Having owned many good turntables in my audiophile life I am still wondering why not one of the modern designs of the last 20 years is able to beat the sound qualities of an EMT 927.
New designs may offer some advantages like multiple armboards, more than one motor or additional vibration measurements etc. but regarding the sound quality the EMT is unbeatable!
What is the real reason behind this as the machine is nearly 60 years old, including the pre-versions like the R-80?
thuchan

Dear Halcro,

"No voodoo is any turntable rest assured! plain facts. EMT927 was designed and built with no shortcuts, power/torque & size of motor, serious bearing, platter height, distance of motor fixation to arm, the list is long....just well done and that gives us what? Well? all we need! indeed stable speed, no rumble or wow, isolation...etc. In fact if you look at the claims marketed by TT marker of this day they are just telling us that EMT had nailed them all. Simple! EMT 927 & R80 users tend to listen to their records, keep quiet and enjoy, full stop.

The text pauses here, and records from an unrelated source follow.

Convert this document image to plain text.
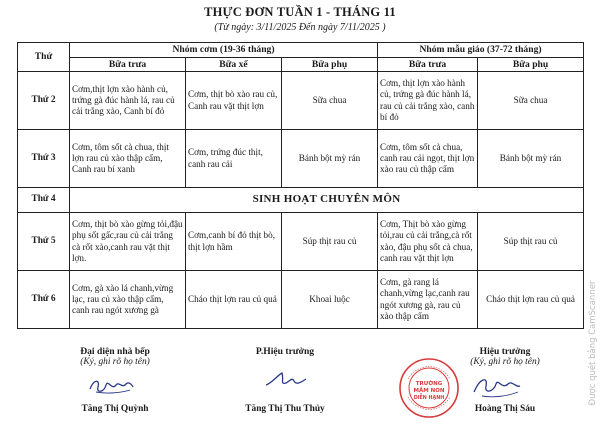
THỰC ĐƠN TUẦN 1 - THÁNG 11
(Từ ngày: 3/11/2025 Đến ngày 7/11/2025 )
Thứ	Nhóm cơm (19-36 tháng)			Nhóm mẫu giáo (37-72 tháng)	
	Bữa trưa	Bữa xế	Bữa phụ	Bữa trưa	Bữa phụ
Thứ 2	Cơm,thịt lợn xào hành củ, trứng gà đúc hành lá, rau củ cải trắng xào, Canh bí đỏ	Cơm, thịt bò xào rau củ, Canh rau vặt thịt lợn	Sữa chua	Cơm, thịt lợn xào hành củ, trứng gà đúc hành lá, rau củ cải trắng xào, canh bí đỏ	Sữa chua
Thứ 3	Cơm, tôm sốt cà chua, thịt lợn rau củ xào thập cẩm, Canh rau bí xanh	Cơm, trứng đúc thịt, canh rau cải	Bánh bột mỳ rán	Cơm, tôm sốt cà chua, canh rau cải ngọt, thịt lợn xào rau củ thập cẩm	Bánh bột mỳ rán
Thứ 4	SINH HOẠT CHUYÊN MÔN				
Thứ 5	Cơm, thịt bò xào gừng tỏi,đậu phụ sốt gấc,rau củ cải trắng cà rốt xào,canh rau vặt thịt lợn.	Cơm,canh bí đỏ thịt bò, thịt lợn hầm	Súp thịt rau củ	Cơm, Thịt bò xào gừng tỏi,rau củ cải trắng,cà rốt xào, đậu phụ sốt cà chua, canh rau vặt thịt lợn	Súp thịt rau củ
Thứ 6	Cơm, gà xào lá chanh,vừng lạc, rau củ xào thập cẩm, canh rau ngót xương gà	Cháo thịt lợn rau củ quả	Khoai luộc	Cơm, gà rang lá chanh,vừng lạc,canh rau ngót xương gà, rau củ xào thập cẩm	Cháo thịt lợn rau củ quả
Đại diện nhà bếp
(Ký, ghi rõ họ tên)
Tăng Thị Quỳnh
P.Hiệu trưởng
Tăng Thị Thu Thủy
Hiệu trưởng
(Ký, ghi rõ họ tên)
Hoàng Thị Sáu
TRƯỜNG
MẦM NON
DIỄN HẠNH	Được quét bằng CamScanner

But to really get a grasp on what it is worth? You have to get one....and in that lies the issue no doubt?.

One has to accept the limitations of any choice and EMT is no exception! With the 927 forget the "playing with arm and carts game", you don't have to change any parameters when using the excellent TSD Tondosen. Or if you have the 139st onboard forget the "matching the impedance and dishing out big bucks on phono-stages" that both come sometimes with more questions than they answer? so "idler-drive distinctiveness or something else"....no idea, I just play that deck more and more and as this community knows I have no shortage of TT's...is that an answer?
So you're really comparing a turntable/tonearm/cartridge/built-in phono stage system to a bunch of other turntables with other tonearms and cartridges. But can you say what turntables you have side by side with the EMT927, besides Caliburn and MS?

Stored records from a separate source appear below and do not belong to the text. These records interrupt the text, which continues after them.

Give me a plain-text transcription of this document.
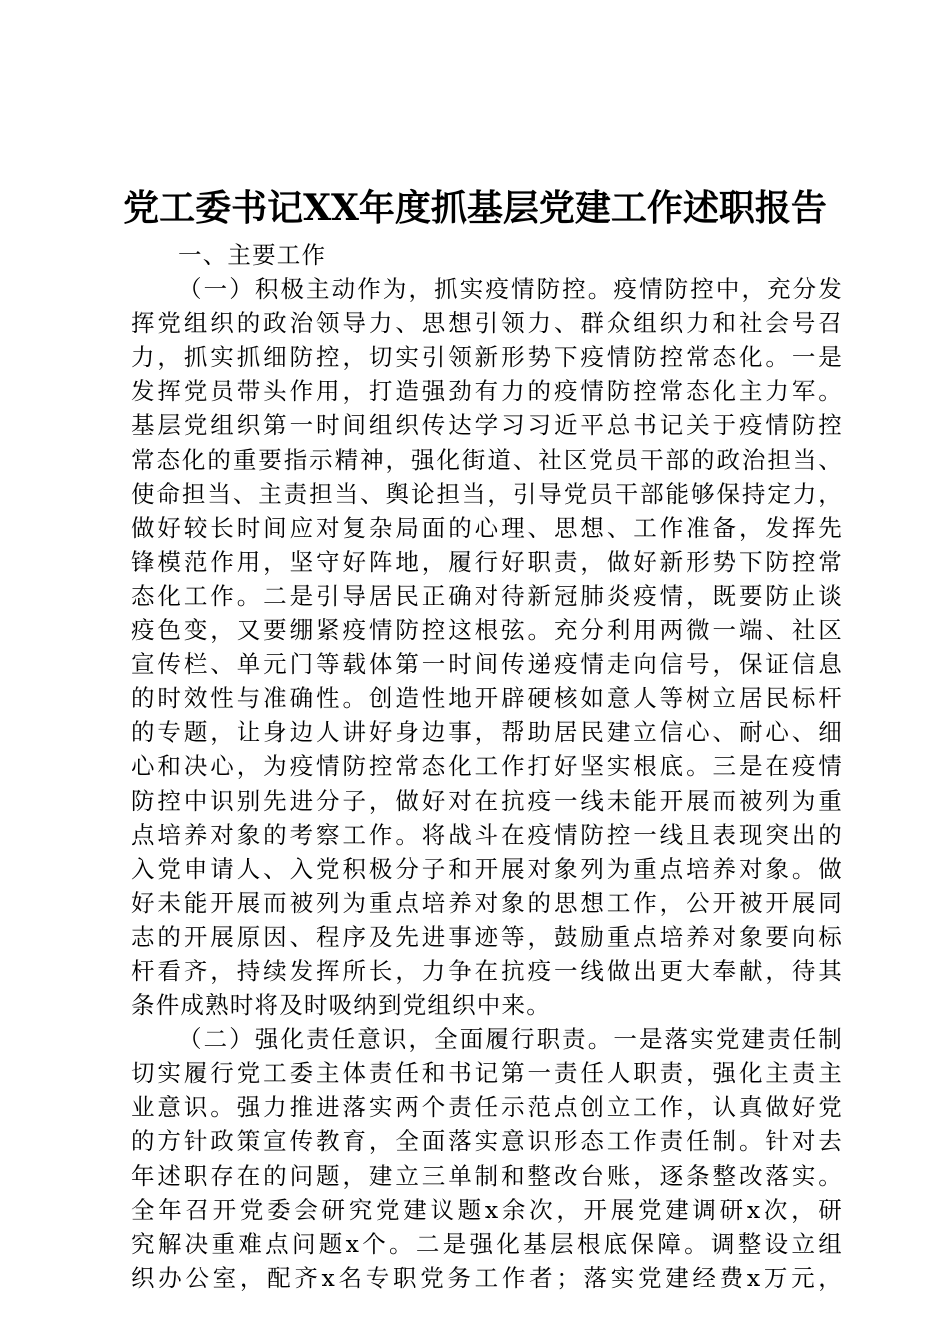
党工委书记XX年度抓基层党建工作述职报告
一、主要工作
（一）积极主动作为，抓实疫情防控。疫情防控中，充分发
挥党组织的政治领导力、思想引领力、群众组织力和社会号召
力，抓实抓细防控，切实引领新形势下疫情防控常态化。一是
发挥党员带头作用，打造强劲有力的疫情防控常态化主力军。
基层党组织第一时间组织传达学习习近平总书记关于疫情防控
常态化的重要指示精神，强化街道、社区党员干部的政治担当、
使命担当、主责担当、舆论担当，引导党员干部能够保持定力，
做好较长时间应对复杂局面的心理、思想、工作准备，发挥先
锋模范作用，坚守好阵地，履行好职责，做好新形势下防控常
态化工作。二是引导居民正确对待新冠肺炎疫情，既要防止谈
疫色变，又要绷紧疫情防控这根弦。充分利用两微一端、社区
宣传栏、单元门等载体第一时间传递疫情走向信号，保证信息
的时效性与准确性。创造性地开辟硬核如意人等树立居民标杆
的专题，让身边人讲好身边事，帮助居民建立信心、耐心、细
心和决心，为疫情防控常态化工作打好坚实根底。三是在疫情
防控中识别先进分子，做好对在抗疫一线未能开展而被列为重
点培养对象的考察工作。将战斗在疫情防控一线且表现突出的
入党申请人、入党积极分子和开展对象列为重点培养对象。做
好未能开展而被列为重点培养对象的思想工作，公开被开展同
志的开展原因、程序及先进事迹等，鼓励重点培养对象要向标
杆看齐，持续发挥所长，力争在抗疫一线做出更大奉献，待其
条件成熟时将及时吸纳到党组织中来。
（二）强化责任意识，全面履行职责。一是落实党建责任制
切实履行党工委主体责任和书记第一责任人职责，强化主责主
业意识。强力推进落实两个责任示范点创立工作，认真做好党
的方针政策宣传教育，全面落实意识形态工作责任制。针对去
年述职存在的问题，建立三单制和整改台账，逐条整改落实。
全年召开党委会研究党建议题x余次，开展党建调研x次，研
究解决重难点问题x个。二是强化基层根底保障。调整设立组
织办公室，配齐x名专职党务工作者；落实党建经费x万元，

57s4me, I think your analogy is faulty but so is your premise. The Quad 57 is surely wonderful for reproducing midrange but it has some limitations in relation to bandwidth and power handling. The amplifier also must be very carefully chosen, so (at least) I don't think of the Quad 57 as an ultimate tool for evaluation of other components, especially amplifiers.
is that an answer?
Not really :-)
You are saying that the EMT sounds better because it basically IS better?
But for those of us who haven't heard one and are unlikely to........how does its presentation differ from say......your Micros or Continuum?
@Halcro, I have no doubt Thuchan has more experiences on TT than I do but it doesn't mean he has listened to all. Unless he have, I think making a strong absolute "the best" statement is kind of premature.

@Thuchan, No, I can't tell you that because my experience with the EMT was more than 30 years ago and I have never compared the EMT with another table side-by-side.
Implicit in your question is that the EMT is the best turntable available. I don't think anyone can realistically prove this one way or the other because no one or group of listeners has compared it to all other candidates in the same system with the same arm and cartridge and tone arm cable.

I don't think anyone can answer your question. We can hope, or believe, or think, or wish, but we can not know. It can make for interesting discussion though.

I would like to read how Thuchan describes the sound of this table (as isolated from cartridge, arm, cable) compared to at least two others that he has heard in identical environments. That could get this conversation started.